I have this example from https://github.com/vercel/next.js/blob/canary/examples/with-firebase-authentication/utils/auth/useUser.js
The effect works fine (fires once) but for some reason, the functions inside are called twice.
useEffect(() => {
const cancelAuthListener = firebase
.auth()
.onIdTokenChanged(async (user) => {
console.log('once or twice?')
if (user) {
// This fires twice
const userData = await mapUserData(user)
setUserCookie(userData)
setUser(userData)
} else {
removeUserCookie()
setUser()
}
})
const userFromCookie = getUserFromCookie()
if (!userFromCookie) {
router.push('/')
return
}
setUser(userFromCookie)
console.log(' i fire once')
return () => {
console.log('clean up')
cancelAuthListener()
}
}, [])
How can I make it to fire once?
I added some console logs:
On the first render I get: 'i fire once', 'once or twice', 'once or twice'
If I leave the page the cleanup console log fires (as it's supposed to do)
Many thanks
Later edit:
this is the code
export const mapUserData = async (user) => {
const { uid, email } = user
const token = await user.getIdToken()
return {
id: uid,
email,
token
}
}
If getIdToken() gets 'true' as an argument it will force a refresh regardless of token expiration.
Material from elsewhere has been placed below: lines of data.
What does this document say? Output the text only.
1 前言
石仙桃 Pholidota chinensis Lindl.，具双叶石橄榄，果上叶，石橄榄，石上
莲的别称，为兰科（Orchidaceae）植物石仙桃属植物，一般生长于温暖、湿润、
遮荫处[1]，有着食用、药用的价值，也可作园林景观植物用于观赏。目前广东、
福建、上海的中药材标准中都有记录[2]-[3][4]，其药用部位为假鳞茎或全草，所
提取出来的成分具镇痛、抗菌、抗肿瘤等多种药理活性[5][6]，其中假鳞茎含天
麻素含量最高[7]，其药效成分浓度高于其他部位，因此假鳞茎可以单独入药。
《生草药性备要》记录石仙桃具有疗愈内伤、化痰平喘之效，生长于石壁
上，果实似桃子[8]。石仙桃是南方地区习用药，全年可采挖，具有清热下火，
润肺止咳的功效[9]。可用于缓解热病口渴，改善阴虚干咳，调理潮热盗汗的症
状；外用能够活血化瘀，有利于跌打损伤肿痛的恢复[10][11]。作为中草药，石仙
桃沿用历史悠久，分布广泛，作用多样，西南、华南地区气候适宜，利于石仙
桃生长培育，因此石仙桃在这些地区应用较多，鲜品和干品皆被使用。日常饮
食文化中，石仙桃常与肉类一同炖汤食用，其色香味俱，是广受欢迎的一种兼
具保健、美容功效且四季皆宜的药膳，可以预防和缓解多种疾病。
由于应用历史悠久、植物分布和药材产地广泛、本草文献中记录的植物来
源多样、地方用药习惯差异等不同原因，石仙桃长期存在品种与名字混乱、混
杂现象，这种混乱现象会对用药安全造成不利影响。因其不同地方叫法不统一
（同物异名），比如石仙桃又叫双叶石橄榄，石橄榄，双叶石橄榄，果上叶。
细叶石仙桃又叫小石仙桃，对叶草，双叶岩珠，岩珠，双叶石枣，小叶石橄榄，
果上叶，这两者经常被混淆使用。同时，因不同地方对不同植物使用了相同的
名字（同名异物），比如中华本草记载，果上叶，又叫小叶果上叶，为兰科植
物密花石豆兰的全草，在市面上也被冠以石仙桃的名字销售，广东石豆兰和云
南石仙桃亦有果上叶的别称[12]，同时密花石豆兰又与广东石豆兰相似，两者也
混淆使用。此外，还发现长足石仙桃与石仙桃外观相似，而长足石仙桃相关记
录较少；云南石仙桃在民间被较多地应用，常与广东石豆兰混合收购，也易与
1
https://firebase.google.com/docs/reference/js/firebase.User#getidtoken
Solved!!
the user was calling getIdToken(true) which forces a refresh.
https://firebase.google.com/docs/reference/js/firebase.User#getidtoken
Sorry guys, my bad!!!
You have a setState() inside useEffect thats the culprit, where useEffect having empty params [], one request on initial mount and another when do
setUser(userData) the component re-renders and useEffect() is invoked again.
Instead of using user as state, try using as ref and check. That might resolve this.